Wills and Credit Shelter Trusts Each spouse can establish a Credit Shelter Trust in his or her will up to the maximum amount that can be exempt from federal estate taxes; currently $5.34 million for 2014 and adjusted annually for inflation. A Credit Shelter Trust can also help save on state estate taxes. This Trust is typically funded at death with the surviving spouse being named the co-Trustee. Each spouse must choose a co-Trustee that the other will feel comfortable serving with. As with any fiduciary, you should choose someone who is responsible and a “prudent” investor, but who will also make distributions to provide for the spouse. You want to choose a “friendly” Trustee that will cooperate, so that if your spouse needs access to principal for a reasonable purpose, the Trustee will not deny that distribution.
Insurance Trust The insurance trust, or irrevocable life insurance trust (ILIT), is often used to set aside cash proceeds that can be used to pay estate taxes, as the life insurance policy should be exempt from the taxable estate of the decedent. Once placed in the trust, the insured person no longer owns the policy, and it will be managed by the Trustee on behalf of the policy beneficiaries when the insured person dies. Again, as with choosing any fiduciary for a living or testamentary trust, you should pick a Trustee that is prudent but not unreasonable, and that the surviving spouse can work with after you die.
Advance Directive (also called Power of Attorney, Health Care Proxy) These are documents that are effective during your lifetime. Spouses usually name each other to make decisions for them, with successor agents to act in the event that the spouse is unable. While you can name one or more co-agents on the Power of Attorney, only one person can act at a time under a Health Care Proxy in New York. Successor agents are critical and should be identified, together with their appropriate contact information.
Living Will A living will is a directive authorizing your agent to withhold certain life-sustaining measures (such as artificial respiration, CPR, resuscitation) in the event that you are suffering from a condition from which you will not recover. Absence of a Living Will does not mean that the agent cannot make those decisions, however, the Living Will gives the health care agent the comfort, assurance, and authority to make those decisions in the event of a dispute with another family member or the hospital or health care professionals.

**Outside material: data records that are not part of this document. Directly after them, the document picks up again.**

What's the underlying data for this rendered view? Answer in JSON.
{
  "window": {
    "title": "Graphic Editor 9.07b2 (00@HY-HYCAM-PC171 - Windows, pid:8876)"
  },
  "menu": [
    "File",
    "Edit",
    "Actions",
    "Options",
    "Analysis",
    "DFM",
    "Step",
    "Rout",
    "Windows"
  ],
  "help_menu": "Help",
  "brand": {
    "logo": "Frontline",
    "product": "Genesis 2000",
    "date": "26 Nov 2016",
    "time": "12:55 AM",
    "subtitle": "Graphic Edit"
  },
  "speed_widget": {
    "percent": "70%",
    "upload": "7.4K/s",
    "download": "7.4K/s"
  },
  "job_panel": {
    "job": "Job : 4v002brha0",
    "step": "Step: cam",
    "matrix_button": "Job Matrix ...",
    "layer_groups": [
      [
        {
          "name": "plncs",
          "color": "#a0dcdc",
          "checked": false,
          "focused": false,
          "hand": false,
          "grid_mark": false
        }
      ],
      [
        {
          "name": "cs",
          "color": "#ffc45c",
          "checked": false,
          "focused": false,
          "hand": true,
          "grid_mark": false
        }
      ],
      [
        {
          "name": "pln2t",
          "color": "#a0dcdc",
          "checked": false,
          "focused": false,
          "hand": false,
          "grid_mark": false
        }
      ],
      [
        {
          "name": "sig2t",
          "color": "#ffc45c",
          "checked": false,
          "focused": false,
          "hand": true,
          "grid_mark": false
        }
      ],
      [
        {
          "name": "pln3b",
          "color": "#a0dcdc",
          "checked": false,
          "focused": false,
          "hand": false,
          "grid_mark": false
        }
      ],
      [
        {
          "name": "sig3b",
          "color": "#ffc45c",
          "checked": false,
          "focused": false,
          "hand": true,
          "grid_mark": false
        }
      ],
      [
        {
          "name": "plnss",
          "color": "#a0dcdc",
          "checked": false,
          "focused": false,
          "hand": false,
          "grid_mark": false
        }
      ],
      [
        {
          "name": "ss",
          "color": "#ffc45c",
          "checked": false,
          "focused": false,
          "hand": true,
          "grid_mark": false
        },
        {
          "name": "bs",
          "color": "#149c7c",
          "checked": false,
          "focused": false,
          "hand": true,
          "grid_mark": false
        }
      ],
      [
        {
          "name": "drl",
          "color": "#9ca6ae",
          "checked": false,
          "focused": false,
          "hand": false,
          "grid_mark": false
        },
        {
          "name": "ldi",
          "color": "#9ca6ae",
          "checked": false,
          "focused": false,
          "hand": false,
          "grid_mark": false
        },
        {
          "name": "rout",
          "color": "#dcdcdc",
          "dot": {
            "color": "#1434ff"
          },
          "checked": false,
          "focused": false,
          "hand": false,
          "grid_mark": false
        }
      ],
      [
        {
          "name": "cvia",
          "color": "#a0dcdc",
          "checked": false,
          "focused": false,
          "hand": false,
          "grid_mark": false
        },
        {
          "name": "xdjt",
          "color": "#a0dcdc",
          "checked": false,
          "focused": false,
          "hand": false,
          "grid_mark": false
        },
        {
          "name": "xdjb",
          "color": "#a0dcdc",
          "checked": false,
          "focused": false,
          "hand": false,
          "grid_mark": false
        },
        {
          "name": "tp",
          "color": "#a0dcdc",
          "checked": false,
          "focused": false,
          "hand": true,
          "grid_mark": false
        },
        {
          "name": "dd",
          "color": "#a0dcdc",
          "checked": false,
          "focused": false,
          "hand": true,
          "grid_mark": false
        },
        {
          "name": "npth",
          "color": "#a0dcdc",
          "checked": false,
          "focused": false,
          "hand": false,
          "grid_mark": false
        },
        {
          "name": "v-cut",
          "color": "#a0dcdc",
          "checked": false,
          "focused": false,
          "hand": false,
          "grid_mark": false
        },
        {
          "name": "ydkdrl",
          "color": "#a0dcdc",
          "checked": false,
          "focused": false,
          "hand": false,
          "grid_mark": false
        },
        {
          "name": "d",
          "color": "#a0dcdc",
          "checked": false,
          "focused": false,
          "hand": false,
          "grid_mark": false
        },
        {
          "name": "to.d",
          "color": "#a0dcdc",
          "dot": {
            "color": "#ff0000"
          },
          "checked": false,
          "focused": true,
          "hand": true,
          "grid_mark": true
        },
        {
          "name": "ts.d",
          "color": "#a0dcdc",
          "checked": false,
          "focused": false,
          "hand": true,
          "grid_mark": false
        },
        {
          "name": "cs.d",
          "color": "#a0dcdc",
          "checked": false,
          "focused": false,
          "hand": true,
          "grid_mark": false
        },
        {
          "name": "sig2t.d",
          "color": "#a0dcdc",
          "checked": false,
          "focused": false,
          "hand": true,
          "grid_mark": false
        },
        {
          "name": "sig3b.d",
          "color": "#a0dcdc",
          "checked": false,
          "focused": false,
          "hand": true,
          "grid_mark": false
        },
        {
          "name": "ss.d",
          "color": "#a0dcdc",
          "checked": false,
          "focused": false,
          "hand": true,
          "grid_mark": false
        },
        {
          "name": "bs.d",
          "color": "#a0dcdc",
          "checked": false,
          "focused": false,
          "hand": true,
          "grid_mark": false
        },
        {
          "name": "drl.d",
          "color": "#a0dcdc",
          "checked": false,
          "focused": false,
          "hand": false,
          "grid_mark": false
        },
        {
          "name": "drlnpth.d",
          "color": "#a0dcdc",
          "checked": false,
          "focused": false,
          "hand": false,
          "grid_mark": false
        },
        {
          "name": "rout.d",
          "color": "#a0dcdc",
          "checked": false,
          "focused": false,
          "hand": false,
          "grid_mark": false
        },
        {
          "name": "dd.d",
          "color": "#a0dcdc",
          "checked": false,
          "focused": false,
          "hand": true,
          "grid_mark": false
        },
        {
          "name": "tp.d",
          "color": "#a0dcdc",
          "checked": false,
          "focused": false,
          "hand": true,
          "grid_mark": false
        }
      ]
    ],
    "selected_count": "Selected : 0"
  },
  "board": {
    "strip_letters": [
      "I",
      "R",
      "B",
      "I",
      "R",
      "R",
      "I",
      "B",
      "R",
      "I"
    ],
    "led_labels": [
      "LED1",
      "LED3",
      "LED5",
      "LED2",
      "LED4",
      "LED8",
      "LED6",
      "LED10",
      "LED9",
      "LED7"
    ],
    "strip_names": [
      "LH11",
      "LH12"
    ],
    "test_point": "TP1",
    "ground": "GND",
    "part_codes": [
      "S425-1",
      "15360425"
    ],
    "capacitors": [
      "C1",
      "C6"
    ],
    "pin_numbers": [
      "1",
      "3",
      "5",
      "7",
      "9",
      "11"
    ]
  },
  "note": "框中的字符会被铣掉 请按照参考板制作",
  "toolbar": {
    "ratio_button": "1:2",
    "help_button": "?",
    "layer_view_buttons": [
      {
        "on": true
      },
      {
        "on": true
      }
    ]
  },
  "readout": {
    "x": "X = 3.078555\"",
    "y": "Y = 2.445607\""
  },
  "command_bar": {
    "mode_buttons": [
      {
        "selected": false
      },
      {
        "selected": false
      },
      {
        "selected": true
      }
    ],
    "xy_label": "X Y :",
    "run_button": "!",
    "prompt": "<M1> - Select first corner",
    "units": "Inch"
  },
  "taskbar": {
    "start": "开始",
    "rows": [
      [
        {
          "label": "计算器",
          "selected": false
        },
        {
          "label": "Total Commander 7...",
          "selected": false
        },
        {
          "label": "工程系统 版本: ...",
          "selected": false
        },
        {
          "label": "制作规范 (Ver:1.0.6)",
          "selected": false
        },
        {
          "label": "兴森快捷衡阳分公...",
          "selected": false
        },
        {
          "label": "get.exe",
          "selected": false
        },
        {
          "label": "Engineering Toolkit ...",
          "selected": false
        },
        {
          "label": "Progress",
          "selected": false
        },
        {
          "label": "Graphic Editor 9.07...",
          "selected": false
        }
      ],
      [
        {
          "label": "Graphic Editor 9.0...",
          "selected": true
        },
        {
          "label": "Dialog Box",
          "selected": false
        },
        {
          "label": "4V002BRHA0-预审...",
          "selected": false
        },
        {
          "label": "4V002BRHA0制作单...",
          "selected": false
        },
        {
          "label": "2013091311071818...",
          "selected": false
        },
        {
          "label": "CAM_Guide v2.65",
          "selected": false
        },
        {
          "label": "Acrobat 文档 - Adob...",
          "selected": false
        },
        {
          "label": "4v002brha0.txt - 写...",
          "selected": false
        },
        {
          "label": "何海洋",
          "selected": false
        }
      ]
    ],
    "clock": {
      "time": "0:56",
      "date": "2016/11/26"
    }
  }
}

Special Bequests You should identify any specific items such as art, valuable books, collections, jewelry, heirlooms, or outright monetary bequests that you want to be given to certain individuals, and specify them in your will. New York does not recognize personal property memoranda that are outside the will. It is at the discretion of the Executor whether to honor them, but are non-binding.
Taker of Last Resort and Common Disaster Clause If both spouses and children pass away, where will the money go? Typically it goes to parents, siblings, nieces, and nephews. However, consider the situation of those people – leaving money to your parents could disrupt their own long-term planning needs and any Medicaid or other government benefits they might be receiving.